The start of the F1 sprint in Imola. (Credit: Steve Etherington)

Aside from the racing on track, you don't have to look any further than the 2023 race calendar to spot some blindingly obvious issues. The reluctance of promoters to move their races from traditional points in the calendar year, and Formula One's inability to ensure that the entire calendar is grouped efficiently so as to save air miles, has put their entire future of environmental-friendliness in doubt. Whether it be the number of races in countries that hold concerning human rights records, such as Saudi Arabia and China, or the poor scheduling of its calendar, F1 does not hold a great political record.


Yet should we be surprised by the direction that this sport has taken in recent years? Although Liberty Media bought the sport back in 2017, the symptoms of prioritising the 'show' over the sport's integrity and identity have only begun to bear fruit in the last couple of seasons. Football is an example we can draw a parallel to, with new Chelsea FC owner Todd Boehly proposing the idea of a 'Premier League Allstars' match which would make hundreds of millions of pounds. Football has also seen a number of high-profile matches being played in the Arabian gulf, with promoters in Qatar, the UAE and surrounding countries willing to pay the highest fees to gain hosting rights. Formula One is clearly not the only one ready to leave behind some of its morals and integrity for the opportunity of an extra cheque in the bank.
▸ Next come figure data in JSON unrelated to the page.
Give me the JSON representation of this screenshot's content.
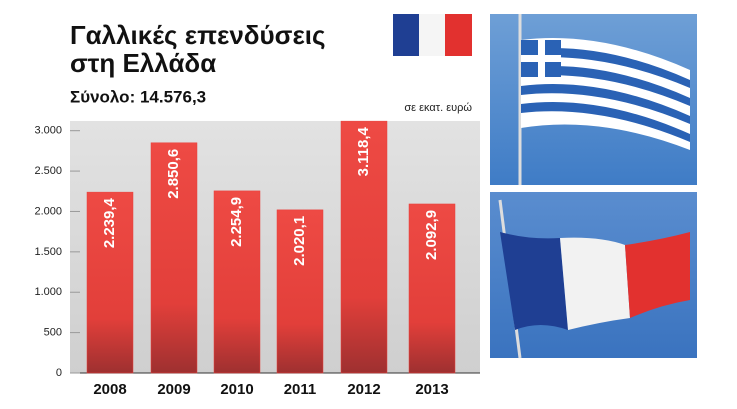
{
  "chart_data": {
    "type": "bar",
    "title": "Γαλλικές επενδύσεις στη Ελλάδα",
    "subtitle": "Σύνολο: 14.576,3",
    "unit": "σε εκατ. ευρώ",
    "categories": [
      "2008",
      "2009",
      "2010",
      "2011",
      "2012",
      "2013"
    ],
    "values": [
      2239.4,
      2850.6,
      2254.9,
      2020.1,
      3118.4,
      2092.9
    ],
    "value_labels": [
      "2.239,4",
      "2.850,6",
      "2.254,9",
      "2.020,1",
      "3.118,4",
      "2.092,9"
    ],
    "color": "#e8413c",
    "ylim": [
      0,
      3120
    ],
    "yticks": [
      0,
      500,
      {
        "value": 1000,
        "label": "1.000"
      },
      {
        "value": 1500,
        "label": "1.500"
      },
      {
        "value": 2000,
        "label": "2.000"
      },
      {
        "value": 2500,
        "label": "2.500"
      },
      {
        "value": 3000,
        "label": "3.000"
      }
    ]
  }
}
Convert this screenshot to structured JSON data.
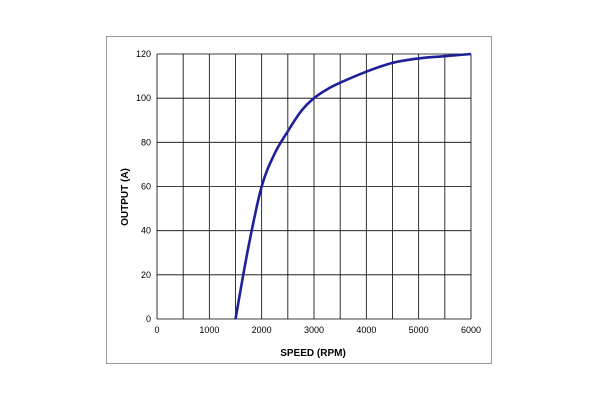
{
  "chart_data": {
    "type": "line",
    "title": "",
    "xlabel": "SPEED (RPM)",
    "ylabel": "OUTPUT (A)",
    "xlim": [
      0,
      6000
    ],
    "ylim": [
      0,
      120
    ],
    "x_ticks": [
      "0",
      "1000",
      "2000",
      "3000",
      "4000",
      "5000",
      "6000"
    ],
    "y_ticks": [
      "0",
      "20",
      "40",
      "60",
      "80",
      "100",
      "120"
    ],
    "grid": true,
    "legend": "none",
    "line_color": "#1f1f99",
    "series": [
      {
        "x": [
          1500,
          1750,
          2000,
          2250,
          2500,
          2750,
          3000,
          3250,
          3500,
          4000,
          4500,
          5000,
          5500,
          6000
        ],
        "values": [
          0,
          33,
          60,
          75,
          85,
          94,
          100,
          104,
          107,
          112,
          116,
          118,
          119,
          120
        ]
      }
    ]
  }
}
Whilst the addition of three extra sprint races per season is merely a drop in the pond in the sport's ongoing commercialisation and strive for more 'show', many will cast their minds back to the controversial conclusion of the 2021 championship in Abu Dhabi. The desperate nature of calling the safety car in was seen by many as the sport's absolute desperation for the season to end with a show and a tale to tell, no matter the fairness of the decision. Sporting integrity was brought into question, and Formula One's entire identity was largely at stake as the bosses presided over how to move on from Abu Dhabi.


How Formula One will go about the next years, and whether it will persevere with its current direction of money first, sport second, will be of great interest to its fans. It's integrity is waning with every controversial decision that it takes, and the sport is missing its chance to become a force for good, rather than a businessman's racing club.